Pada cerita ini berpusat pada tokoh utama si Aku, Minah, Wak Haji Mail, Wak Misnah, dan Mak Saodah. Tokoh Aku disini sebagai benang merah penyampai pesan terakhir dari Wak Haji Mail untuk Mak Saodah. Dalam cerpen ini, meskipun Aku digambarkan seoalah – olah ‘berdiri sendiri’ atau tidak ada kesangkut-pautannya langsung dengan hubungan Wak Haji Mail dan Mak Saodah. Namun berdasarkan narasi – narasi yang disampaikan itulah pembaca tahu potongan – potongan cerita keduanya, sehingga sosok Aku dianggap paling tahu mengenai cerita dibalik hubungan Wak Haji Mail dan Mak Saodah. Juga pada cerpen ini diceritakan hubungan sang tokoh utama dengan Aminah yang tidak berjalan lancar atau bertepuk sebelah tangan. Sama halnya dengan hubungan Wak Haji Mail dan Mak Saodah, namun dengan gaya penceritaaan yang berbeda.
Dalam hal ini yang menarik adalah mengorek lebih dalam sisi psikologis dari bagaimana hubungan Wak Haji Mail dengan Mak Saodah sendiri,  kondisi kejiwaan Wak Haji Mail, latar belakang yang mendasari hingga dia memfitnah suami Mak Saodah, dalam narasinya terlihat Wak Haji Mail memiliki perasaan cinta pada Mak Saodah, namun mereka berdua tidak menikah (padahal dalam hukum agama Islam pria maksimal diperbolehkan memiliki istri empat orang, sedangkan Wak Haji Mail ‘baru’ memiliki tiga orang isteri). Hal tersebut yang perlu dikaji dalam psikologi analisis. Klasifikasi emosi adalah kegembiraan, kemarahan, ketakutan, dan kesedihan kerap kali dianggap sebagai emosi yang paling mendasar (primary emotions). Kebencian, perasaan benci (hate) berhubungan erat dengan perasaan marah, cemburu, iri hati. Ciri khas yang menandai perasaan benci ialah timbulnya nafsu atau keinginan untuk menghancurkan objek yang menjadi sasaran kebencian. Perasaan benci selalu melekat dalam diri seseorang, dan ia tidak akan pernah merasa puas sebelum menghancurkannya; bila objek tersebut hancur ia akan merasa puas (Krech, 1974; 479).
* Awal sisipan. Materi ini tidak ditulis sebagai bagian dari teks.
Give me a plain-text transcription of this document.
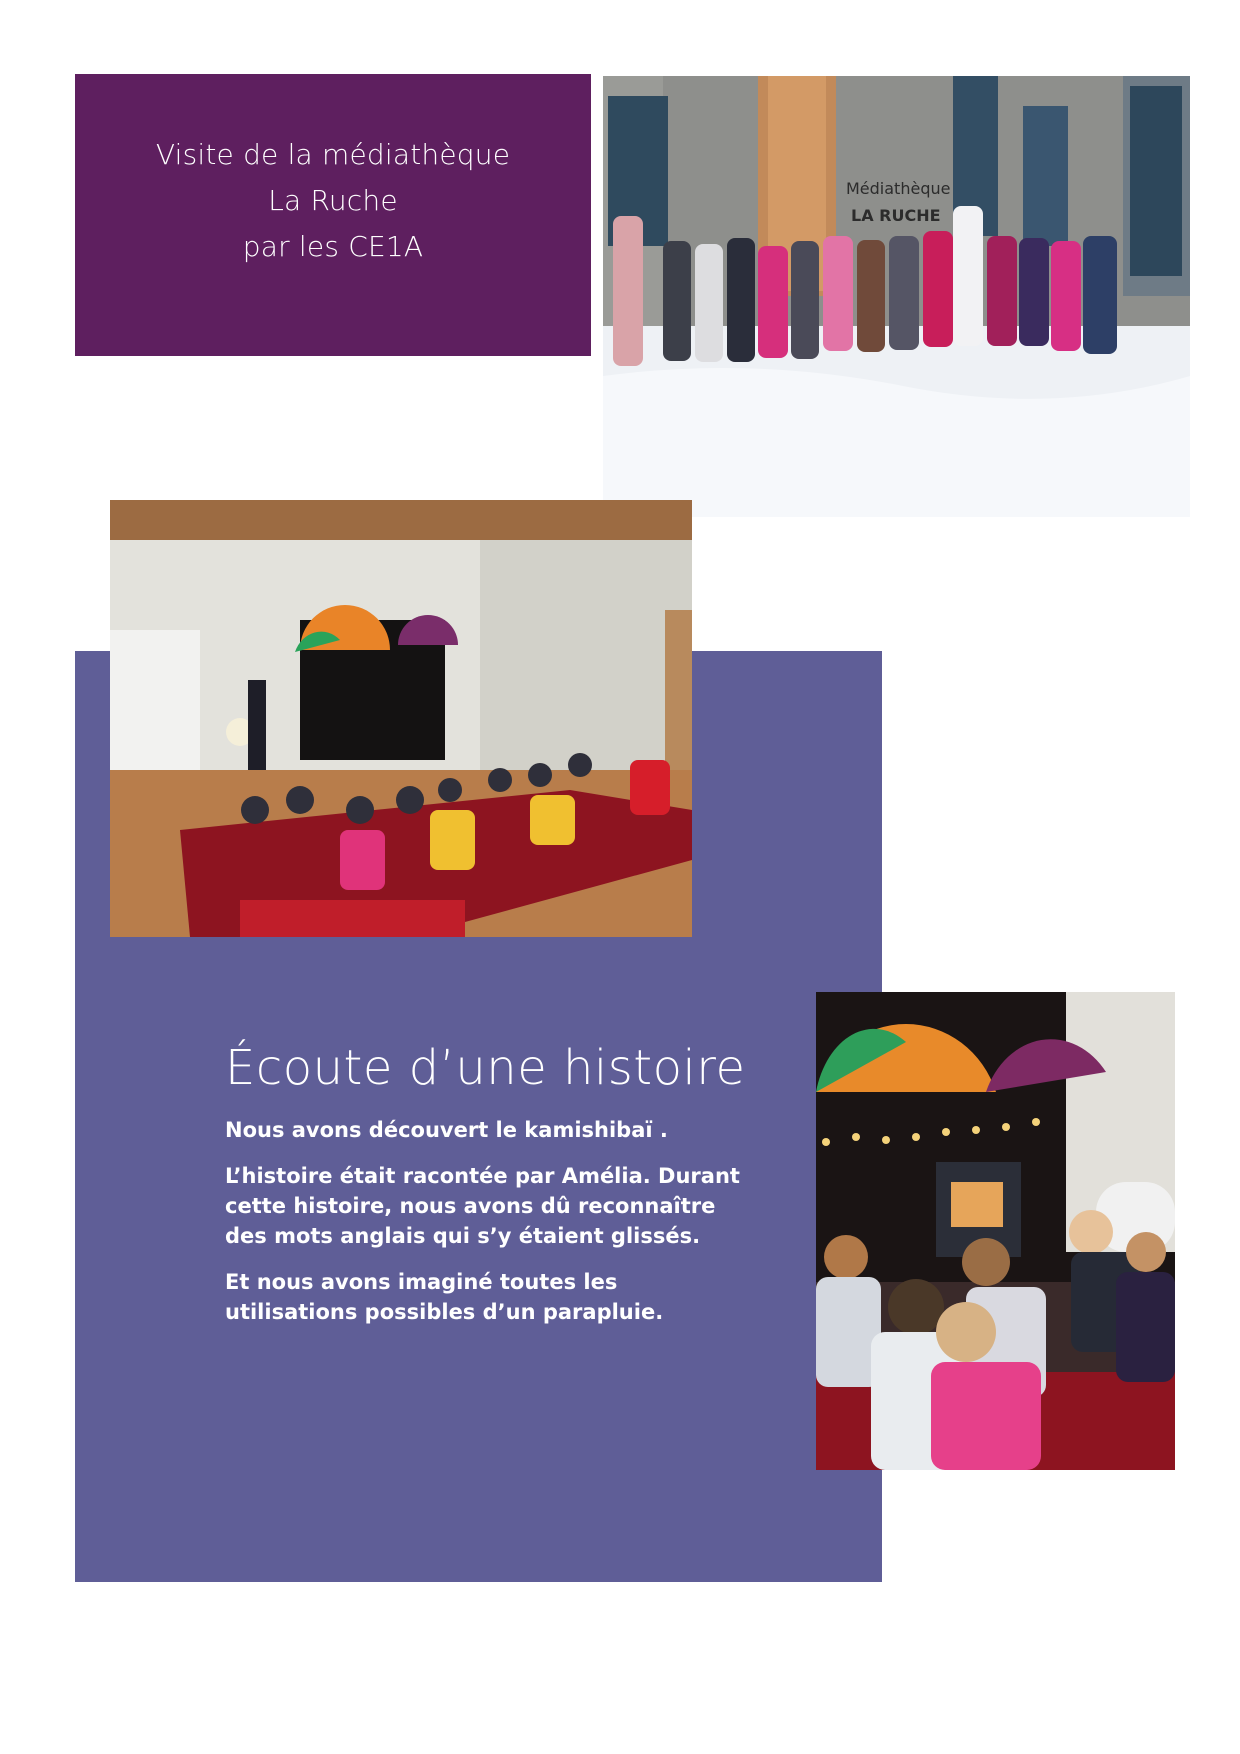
Visite de la médiathèque
La Ruche
par les CE1A
Médiathèque
LA RUCHE
Écoute d’une histoire

Nous avons découvert le kamishibaï .

L’histoire était racontée par Amélia. Durant cette histoire, nous avons dû reconnaître des mots anglais qui s’y étaient glissés.

Et nous avons imaginé toutes les utilisations possibles d’un parapluie.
Dalam narasi di atas dapat terlihat bahwa Kesedihan atau duka cita (grief) Mak Saodah berhubungan dengan kehilangan sesuatu yang penting atau bernilai yaitu Suaminya. Pada cerita ini ada bagian yang hilang atau ganjil, dimana tidak jelaskan  perasaan Mak Saodah sendiri terhadap Wak Haji Mail.
Adanya kegagalan mekanisme pertahanan memenuhi fungsi pertahanannya bisa berakibat pada kelainan mental. Kualitas kelainan mental tersebut dapat mencerminkan mekanisme pertahanan karakteristik.  Kelainan mental atas apa yang dialami Mak Saodah diperkuat dengan narasi yang ditampilkan saat Mak Saodah mengencingi dan meludahi makanan untuk tahlilan almarhum Wak Haji Mail.
DAFTAR PUSTAKA
Minderop, Albertine. 2010. Psikologi Sastra: Karya Sastra, Metode, Teori, dam Contoh Kasus. Jakarta : Yayasan Pustaka Obor Indonesia.
Pambudy, Ninuk Mardiana. 2009. SMOKOL: Cerpen Kompas Pilihan 2008. Jakarta: PT Kompas Media Nusantara.